Le retour de l’enfant prodigue

Youssef Chahine, 1976 (Égypte, Algérie)

Une famille s’entre-déchire l’espace d’un été. A la fin, il n’y a plus que les enfants pour partir et espérer reconstruire mieux ailleurs. Ainsi présentée, l’histoire est sans complexité apparente mais, comme dans la plupart des films du cinéaste (Gare centrale, 1958, ou La terre, 1968), elle possède quelque résonance historique et une forme toute kaléidoscopique (film social, comédie musicale, tragédie familiale, parabole politique, comédie de mœurs…).

Ali a disparu depuis douze ans, dont trois passés en prison. Il est l’enfant prodigue. Chahine filme parfaitement son retour parmi les siens, l’amour non retenu que lui portent ses proches mais aussi, dans son comportement, les subtilités qui trahissent sa longue absence, les attitudes qui devraient être spontanées et qui ne le sont pas, ce à quoi on tente de ne pas accorder d’importance mais qui malgré tout gêne ou blesse (il ne reconnaît pas la fille aimée jadis et la prend pour une femme morte depuis ; il ignore son neveu qui a pourtant hâte de partager ses envies d’Occident avec lui). Silences et maladresses suivent les youyous des femmes au point que toutes ces retrouvailles finissent par donner une impression de malaise et d’insincérité.

Le retour d’Ali est montré dans un montage parallèle avec les funérailles de Nasser. Chahine, déçu par le gouvernement égyptien depuis les années 1960, veut-il faire revenir l’espoir avec Ali ? Parents et entourage ont en effet l’air de croire qu’Ali est capable de beaucoup : l’ouvrier Hassouna pense que la situation va désormais s’arranger, Ibrahim (Hesham Selim) croit d’abord trouver chez son oncle un soutien, Fatma espère maintenant se marier avec cet amour de jeunesse jusqu’à ce que malheureusement il la confonde avec une autre…

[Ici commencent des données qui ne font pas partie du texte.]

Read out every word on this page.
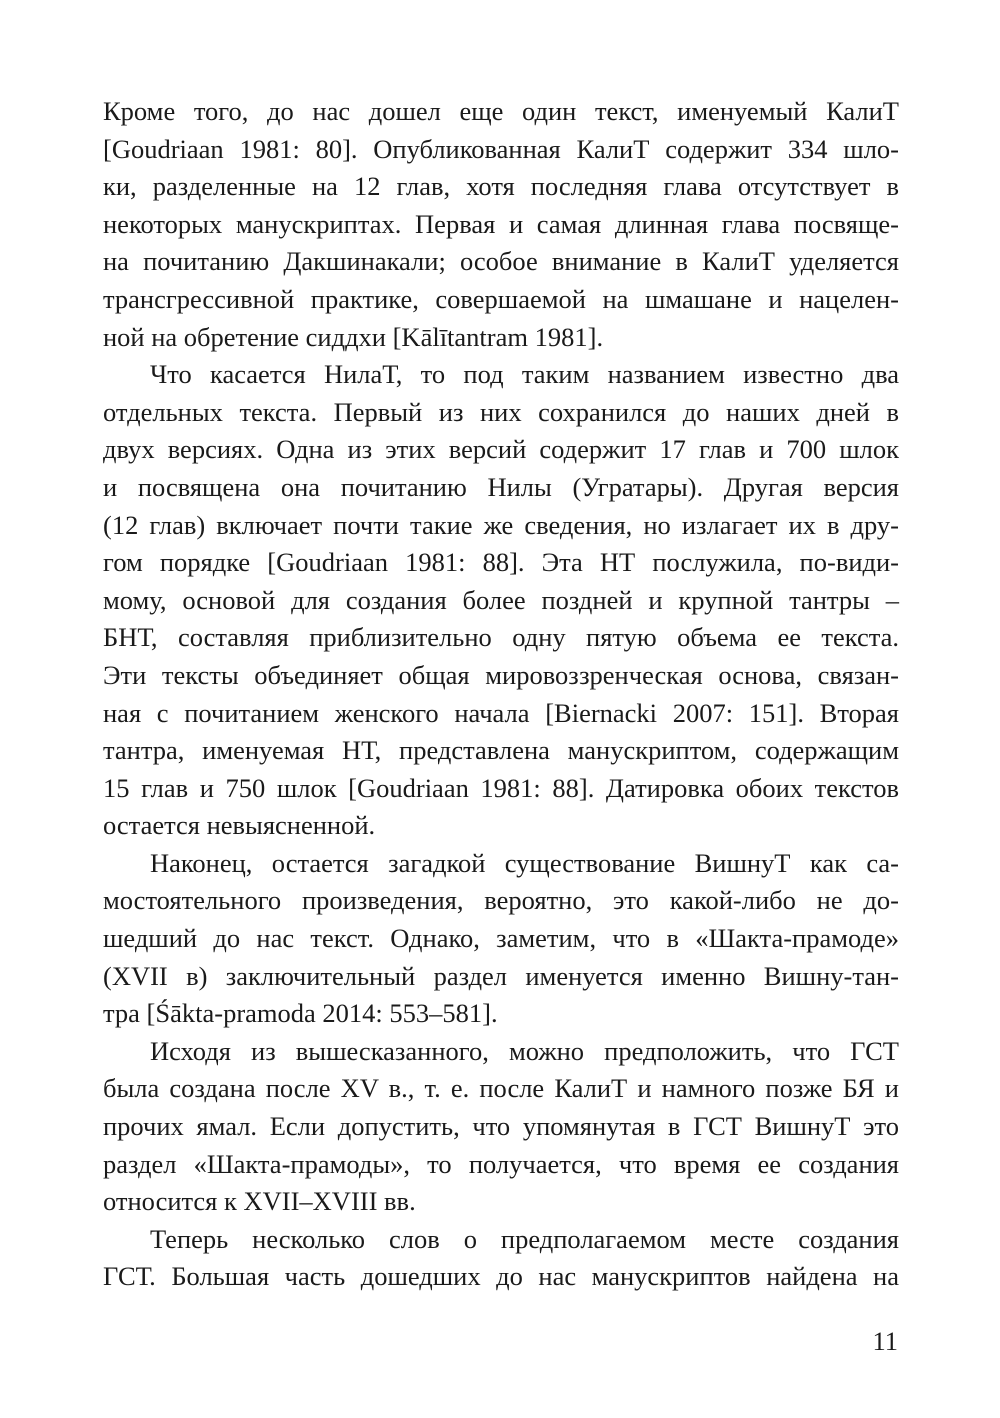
Кроме того, до нас дошел еще один текст, именуемый КалиТ
[Goudriaan 1981: 80]. Опубликованная КалиТ содержит 334 шло-
ки, разделенные на 12 глав, хотя последняя глава отсутствует в
некоторых манускриптах. Первая и самая длинная глава посвяще-
на почитанию Дакшинакали; особое внимание в КалиТ уделяется
трансгрессивной практике, совершаемой на шмашане и нацелен-
ной на обретение сиддхи [Kālītantram 1981].
Что касается НилаТ, то под таким названием известно два
отдельных текста. Первый из них сохранился до наших дней в
двух версиях. Одна из этих версий содержит 17 глав и 700 шлок
и посвящена она почитанию Нилы (Угратары). Другая версия
(12 глав) включает почти такие же сведения, но излагает их в дру-
гом порядке [Goudriaan 1981: 88]. Эта НТ послужила, по-види-
мому, основой для создания более поздней и крупной тантры –
БНТ, составляя приблизительно одну пятую объема ее текста.
Эти тексты объединяет общая мировоззренческая основа, связан-
ная с почитанием женского начала [Biernacki 2007: 151]. Вторая
тантра, именуемая НТ, представлена манускриптом, содержащим
15 глав и 750 шлок [Goudriaan 1981: 88]. Датировка обоих текстов
остается невыясненной.
Наконец, остается загадкой существование ВишнуТ как са-
мостоятельного произведения, вероятно, это какой-либо не до-
шедший до нас текст. Однако, заметим, что в «Шакта-прамоде»
(XVII в) заключительный раздел именуется именно Вишну-тан-
тра [Śākta-pramoda 2014: 553–581].
Исходя из вышесказанного, можно предположить, что ГСТ
была создана после XV в., т. е. после КалиТ и намного позже БЯ и
прочих ямал. Если допустить, что упомянутая в ГСТ ВишнуТ это
раздел «Шакта-прамоды», то получается, что время ее создания
относится к XVII–XVIII вв.
Теперь несколько слов о предполагаемом месте создания
ГСТ. Большая часть дошедших до нас манускриптов найдена на
11
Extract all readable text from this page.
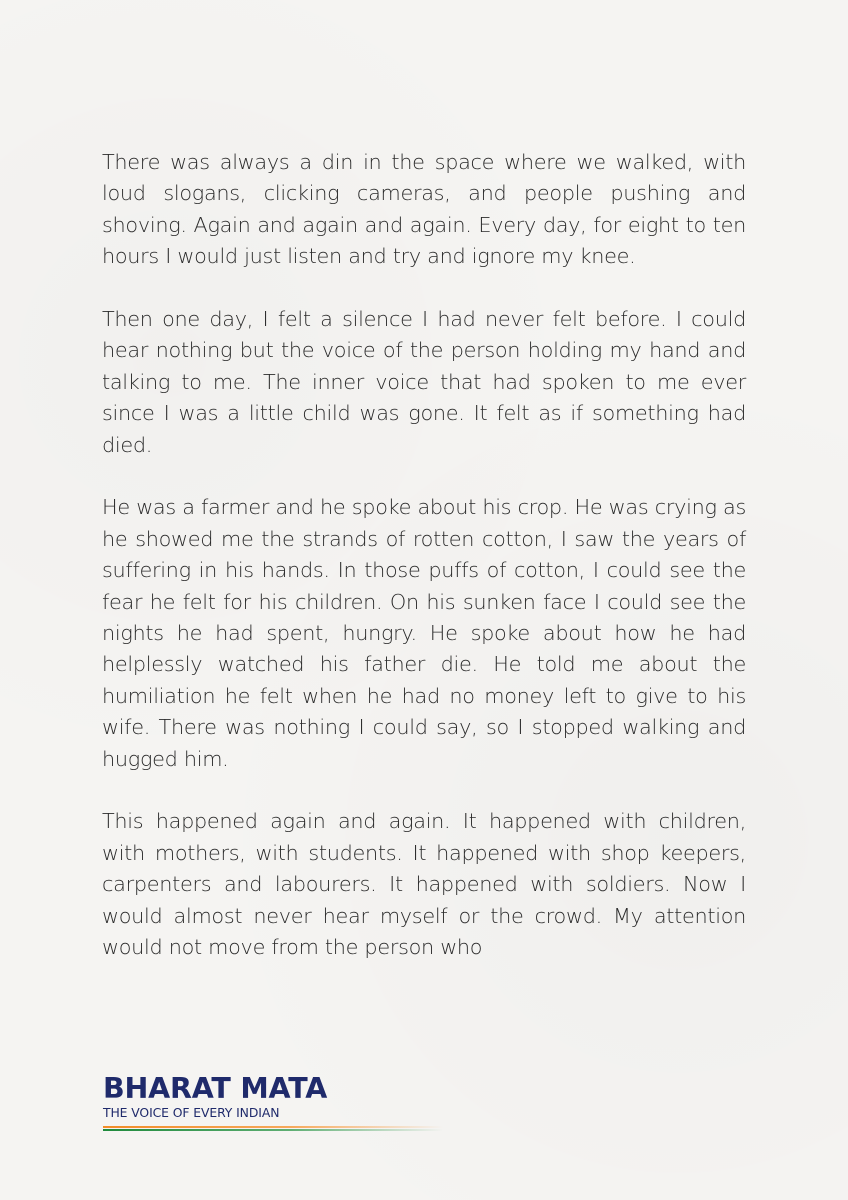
There was always a din in the space where we walked, with loud slogans, clicking cameras, and people pushing and shoving. Again and again and again. Every day, for eight to ten hours I would just listen and try and ignore my knee.

Then one day, I felt a silence I had never felt before. I could hear nothing but the voice of the person holding my hand and talking to me. The inner voice that had spoken to me ever since I was a little child was gone. It felt as if something had died.

He was a farmer and he spoke about his crop. He was crying as he showed me the strands of rotten cotton, I saw the years of suffering in his hands. In those puffs of cotton, I could see the fear he felt for his children. On his sunken face I could see the nights he had spent, hungry. He spoke about how he had helplessly watched his father die. He told me about the humiliation he felt when he had no money left to give to his wife. There was nothing I could say, so I stopped walking and hugged him.

This happened again and again. It happened with children, with mothers, with students. It happened with shop keepers, carpenters and labourers. It happened with soldiers. Now I would almost never hear myself or the crowd. My attention would not move from the person who

BHARAT MATA
THE VOICE OF EVERY INDIAN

A l’opposé du fils prodigue, se tient solide et sévère, Tolba, son frère (Shukry Sarhan). Il est à la tête de la famille, de l’exploitation agricole et du pressoir qui emploie quelques ouvriers. Il porte les valeurs de la tradition et, grâce à son travail, aspire à la prospérité des siens. Il fait régner l’ordre, fût-ce au prix de rêves bafoués et de libertés supprimées (le passeport d’Ibrahim déchiré et le violent sermon d’un père qui veut son fils auprès de lui et dans l’entreprise familiale).

Selon Chahine, la séquence finale est à l’image du monde arabe au milieu des années 1970, un violent conflit entre frères (la guerre civile au Liban éclate en 1975). Mais chez Youssef Chahine, comme chez André Gide d’ailleurs (Le retour de l’enfant prodigue, 1907), le personnage le plus important n’est pas le prodigue lui-même, mais le plus jeune, ainsi que, dans le film, son amie jouée par la belle Magda El-Roomy. La jeune génération est celle à qui le pouvoir d’insoumission et de révolte est transmis, celle qui fera sa propre expérience de liberté, et (ce que l’on voit comme un souhait dans les yeux du grand-père, Mahmoud El-Meliguy) qui s’épanouira loin des racines pourries, dans un ailleurs occidental, ou bien lunaire.